Het Hebreeuwse zelfstandig naamwoord זהב betekent “Goud”, maar in de context van Genesis 2:12 zou het natuurlijker gelezen worden als een algemene term voor al het kostbare dat is natuurlijk gevonden:
10 Een rivier stroomde uit Eden om de tuin te bevloeien, en daar splitste hij zich en werd het vier rivieren. 11 De naam van de eerste is de Pishon. Het is degene die door het hele land Havilah stroomde, waar goud is . 12 En het goud van dat land is goed; bdellium en onyx steen zijn aanwezig . 13 De naam van de tweede rivier is de Gihon. Het is degene die door het hele land van Cush stroomde. 14 En de naam van de derde rivier is de Tigris, die ten oosten van Assyrië stroomt. En de vierde rivier is de Eufraat. ESV
De zinsnede “bdellium en onyxsteen zijn er” lijkt eerder een uitbreiding van de verwijzing naar goud dan een toevoeging te zijn. Met andere woorden, het lijkt zoiets te betekenen als:
- “het goud van dat land is goed, bijvoorbeeld je kunt zelfs bdellium- en onyxsteen vinden “
in plaats van:
- ” het goud van dat land is goed, en daarnaast kun je bdellium en onyx steen vinden “
Mijn vraag is of dat zo is mogelijk – kan het Hebreeuwse woord hier worden geïnterpreteerd als een algemene term of moet het worden opgevat als specifiek voor het gele edelmetaal?
Antwoord
Het idee in het kort
Wanneer bekeken door de lens van de Joodse traditie, zou de voorgestelde letterlijke vertaling van het vers er als volgt uitzien:
Gen 2:12
And gold of the land is good: there [one finds] the yellow and the red stone.
De tweede clausule (na de dubbele punt) zou de eerste clausule wijzigen en uitbreiden.
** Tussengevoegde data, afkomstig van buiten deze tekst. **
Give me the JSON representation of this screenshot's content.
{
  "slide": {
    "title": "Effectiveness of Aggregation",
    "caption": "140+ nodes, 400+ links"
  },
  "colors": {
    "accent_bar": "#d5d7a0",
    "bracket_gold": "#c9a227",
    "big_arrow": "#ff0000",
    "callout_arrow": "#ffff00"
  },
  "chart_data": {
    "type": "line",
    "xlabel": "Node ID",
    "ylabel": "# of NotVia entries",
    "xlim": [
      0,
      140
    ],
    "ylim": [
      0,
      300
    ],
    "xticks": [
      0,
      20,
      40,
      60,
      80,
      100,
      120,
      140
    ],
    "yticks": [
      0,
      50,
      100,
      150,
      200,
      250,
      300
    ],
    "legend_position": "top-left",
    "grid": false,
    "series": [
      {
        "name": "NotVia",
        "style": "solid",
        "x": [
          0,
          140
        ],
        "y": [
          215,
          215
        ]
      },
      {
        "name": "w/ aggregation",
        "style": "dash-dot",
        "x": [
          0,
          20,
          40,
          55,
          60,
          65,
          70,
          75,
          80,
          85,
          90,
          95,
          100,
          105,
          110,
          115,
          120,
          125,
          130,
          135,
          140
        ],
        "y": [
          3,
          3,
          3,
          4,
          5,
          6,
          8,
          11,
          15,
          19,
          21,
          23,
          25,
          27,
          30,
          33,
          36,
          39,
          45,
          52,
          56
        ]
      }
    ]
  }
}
In dit opzicht lijkt de Babylonische Talmoed te verwijzen naar de “gele steen” (gewoonlijk vertaald als bdellium ) en “rode steen” (gewoonlijk vertaald als onyx ) in dit specifieke geval. vers als verwijzingen naar respectievelijk ongelegeerd en gelegeerd goud.
De cantillatietekens van de masoretische tekst zouden deze Talmoedische visie versterken. Dat wil zeggen, de cantillatiemarkeringen rond de gele en de rode steen in de tweede clausule lijken het woord goud in de eerste clausule te wijzigen.
Discussie
Hebreeuwse woorden
Het woord van “bdellium” in dit vers is בְּדֹלַח , en komt slechts twee keer voor in de Hebreeuwse Bijbel (hier en in Nummers 11: 7 ). In het laatste geval wordt verwezen naar Manna, dat in die context wit / geel van kleur blijkt te zijn.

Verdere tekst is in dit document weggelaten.